D'une manière plus générale encore, tout ce qui permet de différer les conflits joue le même rôle qu'une institution (du moins partiellement). Ainsi, une tradition avec ses règles informelles, ses habitudes, permet aussi de gérer les conflits dans le temps. Ce n'est qu'un exemple, mais cela explique que pour Girard, les institutions et en général les rapports de différence (par exemple les rapports entre personnes qui sont transmis par une tradition) servent à différer (temporellement) les échanges. Les échanges, ce sont les interactions entre les gens. Nous expliquons toujours, ici, la première cause de l'apparition des persécutions, c'est-à-dire l'indifférenciation. L'aplatissement des ordres culturels. Mais un élément manque à l'explication pour l'instant : qu'est-ce qu'une culture? En effet, pour comprendre ce qu'il se passe dans un état d'indifférenciation, il faut aussi comprendre ce que c'est qu'une culture. Or pour notre auteur, ce sont les systèmes d'échange qui sont (et font) les cultures. La culture est ainsi définie par Girard comme étant un système d'échange.

  • Cette définition signifie beaucoup de choses en même temps :La culture est ce qui permet l'échange entre personnes dans une communauté, elle est, si on veut, l'ensemble des règles officielles ou non qui vont permettre à des gens de procéder à des rapports dans lesquels ils vont s'échanger des choses, des idées, des promesses, ...
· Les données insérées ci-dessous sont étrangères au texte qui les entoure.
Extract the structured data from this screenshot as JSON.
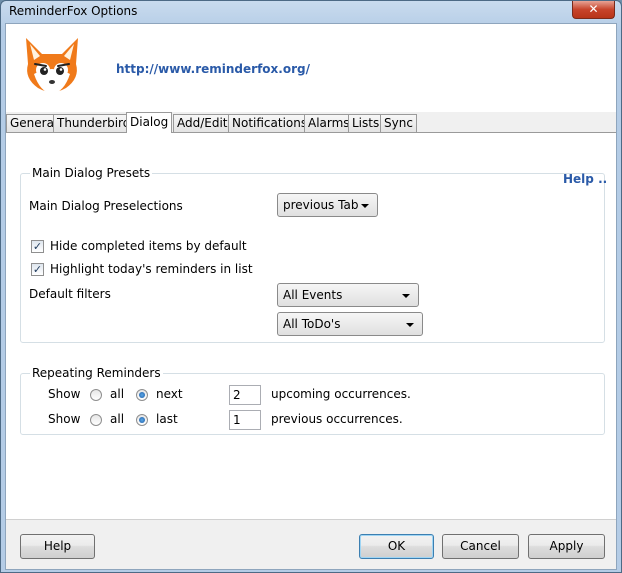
{
  "window": {
    "title": "ReminderFox Options",
    "close_glyph": "✕"
  },
  "header": {
    "url": "http://www.reminderfox.org/",
    "logo_icon": "fox-logo-icon"
  },
  "tabs": [
    {
      "label": "General"
    },
    {
      "label": "Thunderbird"
    },
    {
      "label": "Dialog",
      "selected": true
    },
    {
      "label": "Add/Edit"
    },
    {
      "label": "Notifications"
    },
    {
      "label": "Alarms"
    },
    {
      "label": "Lists"
    },
    {
      "label": "Sync"
    }
  ],
  "main_presets": {
    "title": "Main Dialog Presets",
    "help": "Help ..",
    "preselections_label": "Main Dialog Preselections",
    "preselections_value": "previous Tab",
    "hide_completed": {
      "label": "Hide completed items by default",
      "checked": true
    },
    "highlight_today": {
      "label": "Highlight today's reminders in list",
      "checked": true
    },
    "default_filters_label": "Default filters",
    "filter_events": "All Events",
    "filter_todos": "All ToDo's"
  },
  "repeating": {
    "title": "Repeating Reminders",
    "row1": {
      "show": "Show",
      "all": "all",
      "option": "next",
      "value": "2",
      "suffix": "upcoming occurrences."
    },
    "row2": {
      "show": "Show",
      "all": "all",
      "option": "last",
      "value": "1",
      "suffix": "previous occurrences."
    }
  },
  "buttons": {
    "help": "Help",
    "ok": "OK",
    "cancel": "Cancel",
    "apply": "Apply"
  },
  "colors": {
    "link": "#2a5aa8",
    "fox_orange": "#f07a1a",
    "close_red": "#c7442b"
  }
}
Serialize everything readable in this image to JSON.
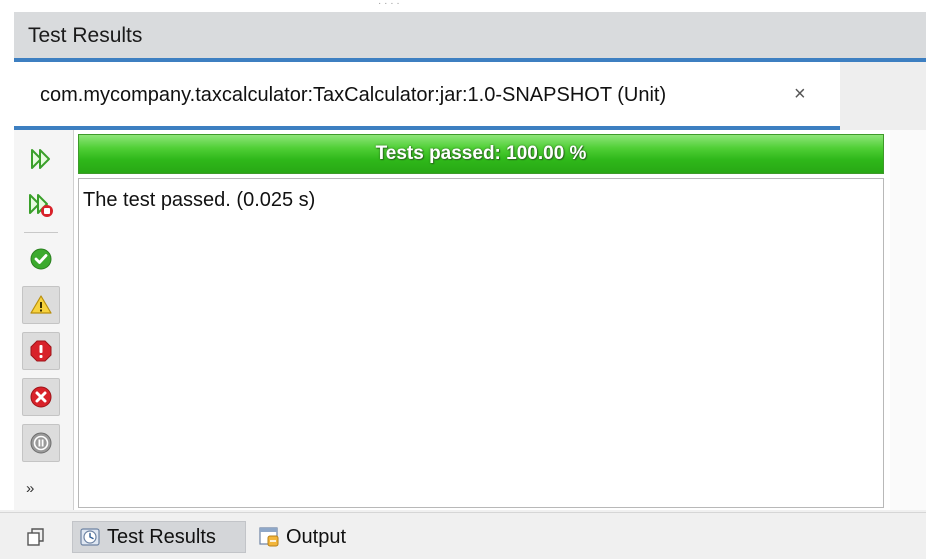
{
  "window": {
    "title": "Test Results"
  },
  "top_strip": {
    "glyphs": "· · · ·"
  },
  "document_tab": {
    "label": "com.mycompany.taxcalculator:TaxCalculator:jar:1.0-SNAPSHOT (Unit)",
    "close_glyph": "×"
  },
  "toolbar": {
    "buttons": [
      {
        "name": "rerun-icon",
        "pressed": false
      },
      {
        "name": "rerun-failed-icon",
        "pressed": false
      },
      {
        "name": "show-passed-icon",
        "pressed": false
      },
      {
        "name": "show-passed-with-errors-icon",
        "pressed": true
      },
      {
        "name": "show-failures-icon",
        "pressed": true
      },
      {
        "name": "show-errors-icon",
        "pressed": true
      },
      {
        "name": "show-aborted-icon",
        "pressed": true
      }
    ],
    "more_label": "»"
  },
  "progress": {
    "label": "Tests passed: 100.00 %",
    "percent": 100,
    "color": "#2fb81a"
  },
  "output": {
    "lines": [
      "The test passed. (0.025 s)"
    ]
  },
  "bottom_tabs": [
    {
      "label": "Test Results",
      "icon": "test-results-icon",
      "active": true
    },
    {
      "label": "Output",
      "icon": "output-icon",
      "active": false
    }
  ],
  "colors": {
    "accent": "#3d7fc1",
    "progress_green": "#2fb81a"
  }
}
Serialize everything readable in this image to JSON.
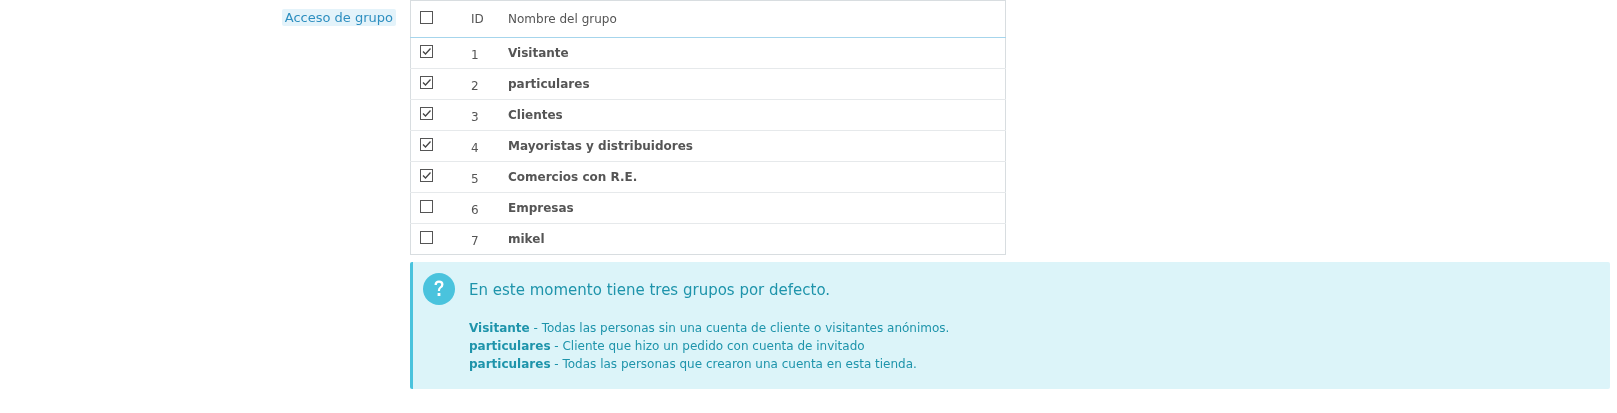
{
  "field_label": "Acceso de grupo",
  "table": {
    "header_checked": false,
    "columns": [
      "ID",
      "Nombre del grupo"
    ],
    "rows": [
      {
        "checked": true,
        "id": "1",
        "name": "Visitante"
      },
      {
        "checked": true,
        "id": "2",
        "name": "particulares"
      },
      {
        "checked": true,
        "id": "3",
        "name": "Clientes"
      },
      {
        "checked": true,
        "id": "4",
        "name": "Mayoristas y distribuidores"
      },
      {
        "checked": true,
        "id": "5",
        "name": "Comercios con R.E."
      },
      {
        "checked": false,
        "id": "6",
        "name": "Empresas"
      },
      {
        "checked": false,
        "id": "7",
        "name": "mikel"
      }
    ]
  },
  "help": {
    "title": "En este momento tiene tres grupos por defecto.",
    "lines": [
      "**Visitante** - Todas las personas sin una cuenta de cliente o visitantes anónimos.",
      "**particulares** - Cliente que hizo un pedido con cuenta de invitado",
      "**particulares** - Todas las personas que crearon una cuenta en esta tienda."
    ]
  }
}
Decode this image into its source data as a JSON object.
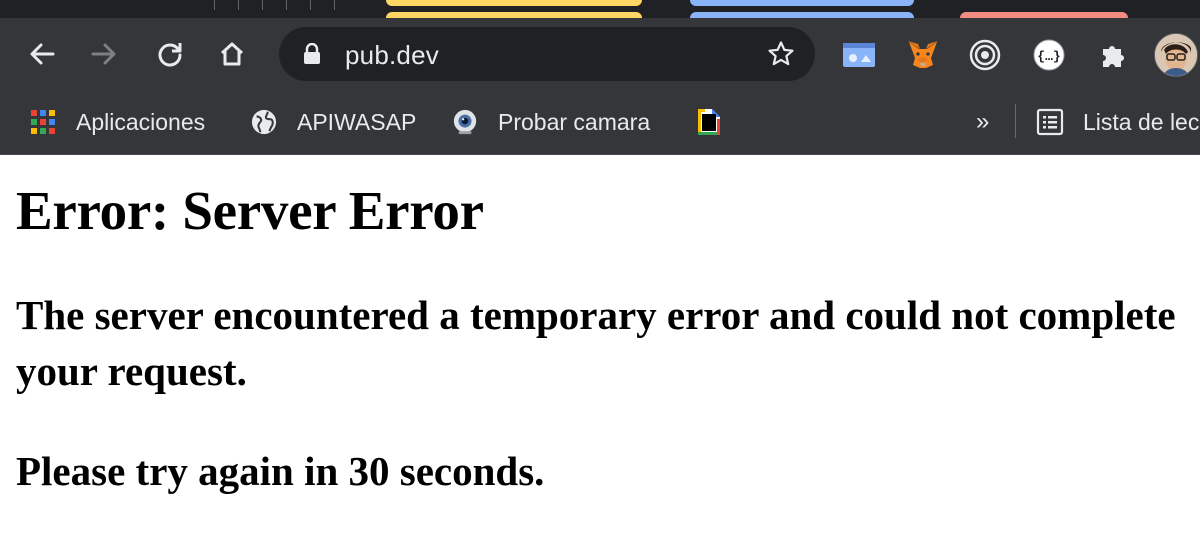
{
  "browser": {
    "url": "pub.dev",
    "colors": {
      "toolbar_bg": "#35363a",
      "omnibox_bg": "#202124",
      "text": "#e8eaed",
      "tab_yellow": "#fdd663",
      "tab_blue": "#8ab4f8",
      "tab_red": "#f28b82"
    },
    "toolbar_icons": [
      "back-arrow-icon",
      "forward-arrow-icon",
      "reload-icon",
      "home-icon",
      "lock-icon",
      "star-icon"
    ],
    "extensions": [
      "screen-extension-icon",
      "metamask-fox-icon",
      "target-extension-icon",
      "json-extension-icon",
      "puzzle-extensions-icon",
      "profile-avatar"
    ]
  },
  "bookmarks": {
    "items": [
      {
        "label": "Aplicaciones",
        "icon": "apps-grid-icon"
      },
      {
        "label": "APIWASAP",
        "icon": "globe-icon"
      },
      {
        "label": "Probar camara",
        "icon": "webcam-icon"
      },
      {
        "label": "",
        "icon": "colorful-page-icon"
      }
    ],
    "more": "»",
    "reading_list": {
      "label": "Lista de lec",
      "icon": "reading-list-icon"
    }
  },
  "page": {
    "title": "Error: Server Error",
    "message": "The server encountered a temporary error and could not complete your request.",
    "retry": "Please try again in 30 seconds."
  }
}
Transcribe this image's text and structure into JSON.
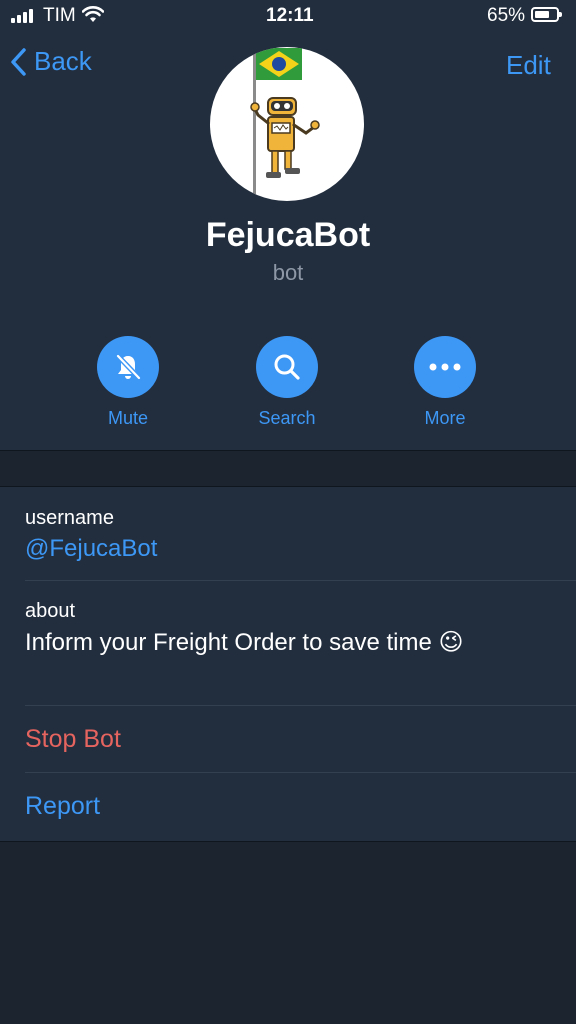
{
  "status_bar": {
    "carrier": "TIM",
    "time": "12:11",
    "battery_percent": "65%"
  },
  "nav": {
    "back_label": "Back",
    "edit_label": "Edit"
  },
  "profile": {
    "name": "FejucaBot",
    "subtitle": "bot"
  },
  "actions": [
    {
      "label": "Mute",
      "icon": "bell-slash-icon"
    },
    {
      "label": "Search",
      "icon": "search-icon"
    },
    {
      "label": "More",
      "icon": "ellipsis-icon"
    }
  ],
  "info": {
    "username_label": "username",
    "username_value": "@FejucaBot",
    "about_label": "about",
    "about_value": "Inform your Freight Order to save time 😉"
  },
  "menu": {
    "stop_bot_label": "Stop Bot",
    "report_label": "Report"
  },
  "colors": {
    "accent": "#3d97f5",
    "danger": "#e5645f",
    "panel": "#222e3e",
    "background": "#1c2430"
  }
}
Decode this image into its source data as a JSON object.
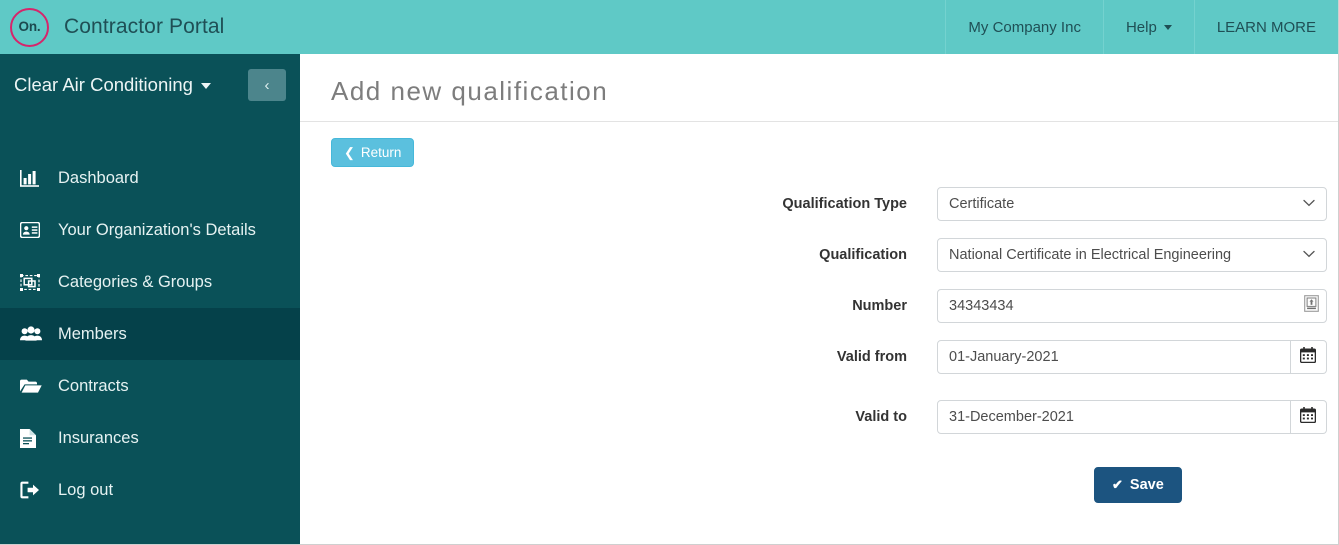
{
  "navbar": {
    "logo_text": "On.",
    "logo_icon": "brand-circle-icon",
    "brand_title": "Contractor Portal",
    "items": [
      {
        "label": "My Company Inc",
        "has_caret": false
      },
      {
        "label": "Help",
        "has_caret": true
      },
      {
        "label": "LEARN MORE",
        "has_caret": false
      }
    ]
  },
  "sidebar": {
    "org_name": "Clear Air Conditioning",
    "collapse_label": "‹",
    "items": [
      {
        "label": "Dashboard",
        "icon": "bar-chart-icon",
        "active": false
      },
      {
        "label": "Your Organization's Details",
        "icon": "id-card-icon",
        "active": false
      },
      {
        "label": "Categories & Groups",
        "icon": "object-group-icon",
        "active": false
      },
      {
        "label": "Members",
        "icon": "users-icon",
        "active": true
      },
      {
        "label": "Contracts",
        "icon": "folder-open-icon",
        "active": false
      },
      {
        "label": "Insurances",
        "icon": "file-text-icon",
        "active": false
      },
      {
        "label": "Log out",
        "icon": "sign-out-icon",
        "active": false
      }
    ]
  },
  "main": {
    "page_title": "Add new qualification",
    "return_button": "Return",
    "return_icon": "arrow-left-icon",
    "save_button": "Save",
    "save_icon": "check-icon",
    "fields": [
      {
        "label": "Qualification Type",
        "type": "select",
        "value": "Certificate",
        "options": [
          "Certificate"
        ]
      },
      {
        "label": "Qualification",
        "type": "select",
        "value": "National Certificate in Electrical Engineering",
        "options": [
          "National Certificate in Electrical Engineering"
        ]
      },
      {
        "label": "Number",
        "type": "text",
        "value": "34343434",
        "inner_icon": "form-autofill-icon"
      },
      {
        "label": "Valid from",
        "type": "date",
        "value": "01-January-2021",
        "addon_icon": "calendar-icon"
      },
      {
        "label": "Valid to",
        "type": "date",
        "value": "31-December-2021",
        "addon_icon": "calendar-icon"
      }
    ]
  },
  "colors": {
    "navbar_teal": "#5fc9c6",
    "sidebar_teal": "#0a5158",
    "sidebar_active": "#05414a",
    "brand_pink": "#d6256b",
    "return_blue": "#5bc0de",
    "save_blue": "#1c5480"
  }
}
  • Un système d'échange signifie que ces échanges sont réglés, par des institutions ou autre dispositif jouant le même rôle ; ce qui signifie aussi que les échanges prennent place dans le temps, ils sont différés, étalés, médiatisés... (c’est-à-dire pas immédiats).
  • Si la culture est un système d'échange, cela signifie qu'elle est basée sur la différence. En effet : si tout le monde possédait la même chose dans tous les domaines, il n'y aurait aucune nécessité d'échanger quoi que ce soit avec qui que ce soit. Toute culture, de part le fait qu'elle permet les échanges, suppose aussi que les membres de la communautés sont tous différents. S’ils ne l'étaient pas, la culture ne pourrait pas exister! Or, comment pourrait-on appeler une situation dans laquelle tout le monde se ressemble, tout le monde est le même? Un état d'indifférenciation.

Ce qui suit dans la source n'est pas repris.